GRAD: Graph-Retrieved Adaptive Decoding for Hallucination Mitigation
- URL: http://arxiv.org/abs/2511.03900v1
- Date: Wed, 05 Nov 2025 22:51:16 GMT
- Title: GRAD: Graph-Retrieved Adaptive Decoding for Hallucination Mitigation
- Authors: Manh Nguyen, Sunil Gupta, Dai Do, Hung Le,
- Abstract summary: We introduce Graph-Retrieved Adaptive Decoding (GRAD), a decoding-time method that grounds generation in corpus-derived evidence without retraining.<n>Across three models and a range of question-answering benchmarks, GRAD consistently surpasses baselines.<n>GRAD offers a lightweight, plug-and-play alternative to contrastive decoding and knowledge graph augmentation.

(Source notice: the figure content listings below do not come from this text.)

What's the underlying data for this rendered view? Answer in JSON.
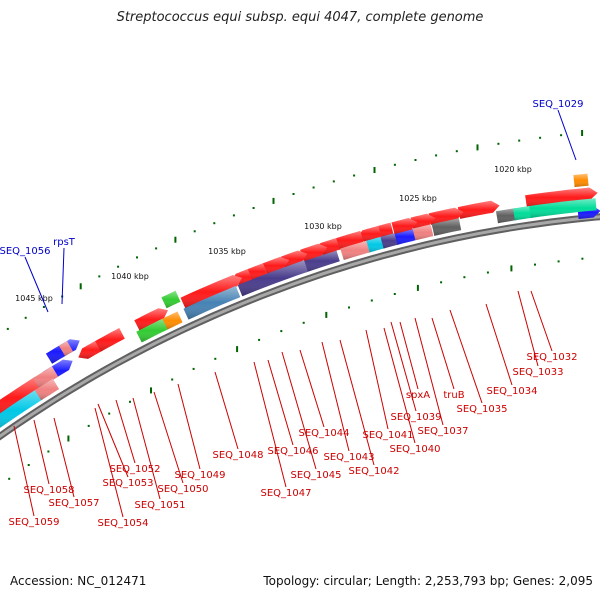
{
  "title": "Streptococcus equi subsp. equi 4047, complete genome",
  "footer": {
    "accession": "Accession: NC_012471",
    "topology": "Topology: circular; Length: 2,253,793 bp; Genes: 2,095"
  },
  "colors": {
    "backbone": "#808080",
    "gene_red": "#ff1a1a",
    "gene_pink": "#f08080",
    "gene_blue": "#1a1aff",
    "gene_orange": "#ff8c00",
    "gene_cyan": "#00c8e6",
    "gene_green": "#33cc33",
    "gene_mint": "#00dd99",
    "gene_navy": "#4a3c8c",
    "gene_steel": "#4682b4",
    "gene_gray": "#606060",
    "tick": "#006400",
    "label_red": "#cc0000",
    "label_blue": "#0000cc"
  },
  "scale_labels": [
    "1020 kbp",
    "1025 kbp",
    "1030 kbp",
    "1035 kbp",
    "1040 kbp",
    "1045 kbp"
  ],
  "gene_labels": [
    "SEQ_1029",
    "SEQ_1032",
    "SEQ_1033",
    "SEQ_1034",
    "SEQ_1035",
    "truB",
    "spxA",
    "SEQ_1037",
    "SEQ_1039",
    "SEQ_1040",
    "SEQ_1041",
    "SEQ_1042",
    "SEQ_1043",
    "SEQ_1044",
    "SEQ_1045",
    "SEQ_1046",
    "SEQ_1047",
    "SEQ_1048",
    "SEQ_1049",
    "SEQ_1050",
    "SEQ_1051",
    "SEQ_1052",
    "SEQ_1053",
    "SEQ_1054",
    "SEQ_1056",
    "rpsT",
    "SEQ_1057",
    "SEQ_1058",
    "SEQ_1059"
  ]
}
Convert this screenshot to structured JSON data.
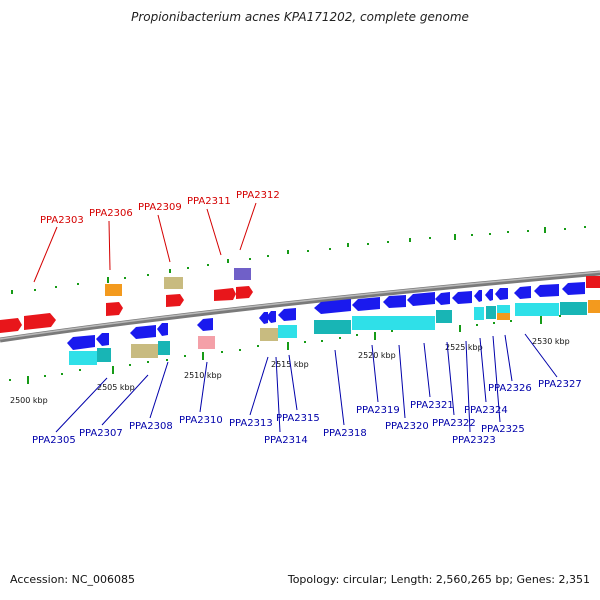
{
  "title": "Propionibacterium acnes KPA171202, complete genome",
  "accession": "Accession: NC_006085",
  "summary": "Topology: circular; Length: 2,560,265 bp; Genes: 2,351",
  "kbp_labels": [
    "2500 kbp",
    "2505 kbp",
    "2510 kbp",
    "2515 kbp",
    "2520 kbp",
    "2525 kbp",
    "2530 kbp"
  ],
  "top_genes": [
    "PPA2303",
    "PPA2306",
    "PPA2309",
    "PPA2311",
    "PPA2312"
  ],
  "bottom_genes": [
    "PPA2305",
    "PPA2307",
    "PPA2308",
    "PPA2310",
    "PPA2313",
    "PPA2314",
    "PPA2315",
    "PPA2318",
    "PPA2319",
    "PPA2320",
    "PPA2321",
    "PPA2322",
    "PPA2323",
    "PPA2324",
    "PPA2325",
    "PPA2326",
    "PPA2327"
  ],
  "colors": {
    "top_label": "#d40000",
    "bottom_label": "#0000aa",
    "red": "#e8161b",
    "blue": "#1a1aee",
    "cyan": "#2fe0e8",
    "teal": "#18b5b5",
    "orange": "#f39a1e",
    "khaki": "#c8bb80",
    "pink": "#f4a0a8",
    "purple": "#7060c8",
    "tick": "#169b16"
  }
}
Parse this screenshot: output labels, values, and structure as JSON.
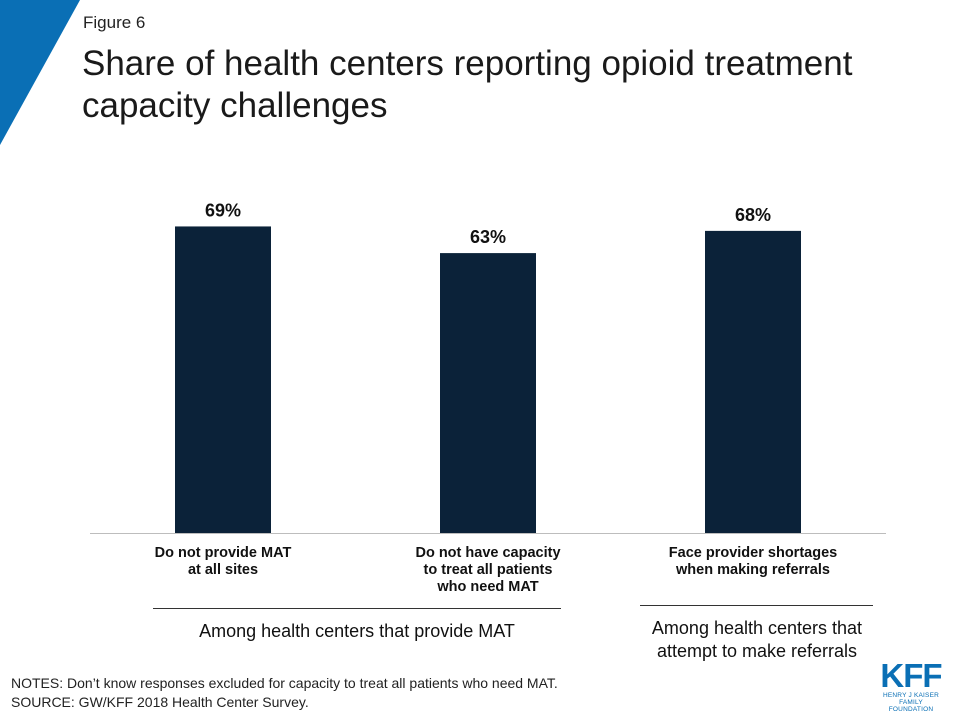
{
  "figure_label": "Figure 6",
  "title": "Share of health centers reporting opioid treatment capacity challenges",
  "colors": {
    "bar": "#0B2239",
    "accent": "#0A6FB5",
    "axis": "#bdbdbd"
  },
  "chart_data": {
    "type": "bar",
    "categories": [
      "Do not provide MAT at all sites",
      "Do not have capacity to treat all patients who need MAT",
      "Face provider shortages when making referrals"
    ],
    "category_lines": [
      [
        "Do not provide MAT",
        "at all sites"
      ],
      [
        "Do not have capacity",
        "to treat all patients",
        "who need MAT"
      ],
      [
        "Face provider shortages",
        "when making referrals"
      ]
    ],
    "values": [
      69,
      63,
      68
    ],
    "data_labels": [
      "69%",
      "63%",
      "68%"
    ],
    "ylim": [
      0,
      70
    ],
    "grid": false
  },
  "groups": [
    "Among health centers that provide MAT",
    [
      "Among health centers that",
      "attempt to make referrals"
    ]
  ],
  "notes": [
    "NOTES: Don’t know responses excluded for capacity to treat all patients who need MAT.",
    "SOURCE: GW/KFF 2018 Health Center Survey."
  ],
  "logo": {
    "main": "KFF",
    "sub": [
      "HENRY J KAISER",
      "FAMILY FOUNDATION"
    ]
  }
}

- Score: 12.69955054591315
- License: http://arxiv.org/licenses/nonexclusive-distrib/1.0/
- Abstract: Hallucination mitigation remains a persistent challenge for large language models (LLMs), even as model scales grow. Existing approaches often rely on external knowledge sources, such as structured databases or knowledge graphs, accessed through prompting or retrieval. However, prompt-based grounding is fragile and domain-sensitive, while symbolic knowledge integration incurs heavy retrieval and formatting costs. Motivated by knowledge graphs, we introduce Graph-Retrieved Adaptive Decoding (GRAD), a decoding-time method that grounds generation in corpus-derived evidence without retraining. GRAD constructs a sparse token transition graph by accumulating next-token logits across a small retrieved corpus in a single forward pass. During decoding, graph-retrieved logits are max-normalized and adaptively fused with model logits to favor high-evidence continuations while preserving fluency. Across three models and a range of question-answering benchmarks spanning intrinsic, extrinsic hallucination, and factuality tasks, GRAD consistently surpasses baselines, achieving up to 9.7$\%$ higher intrinsic accuracy, 8.6$\%$ lower hallucination rates, and 6.9$\%$ greater correctness compared to greedy decoding, while attaining the highest truth--informativeness product score among all methods. GRAD offers a lightweight, plug-and-play alternative to contrastive decoding and knowledge graph augmentation, demonstrating that statistical evidence from corpus-level token transitions can effectively steer generation toward more truthful and verifiable outputs.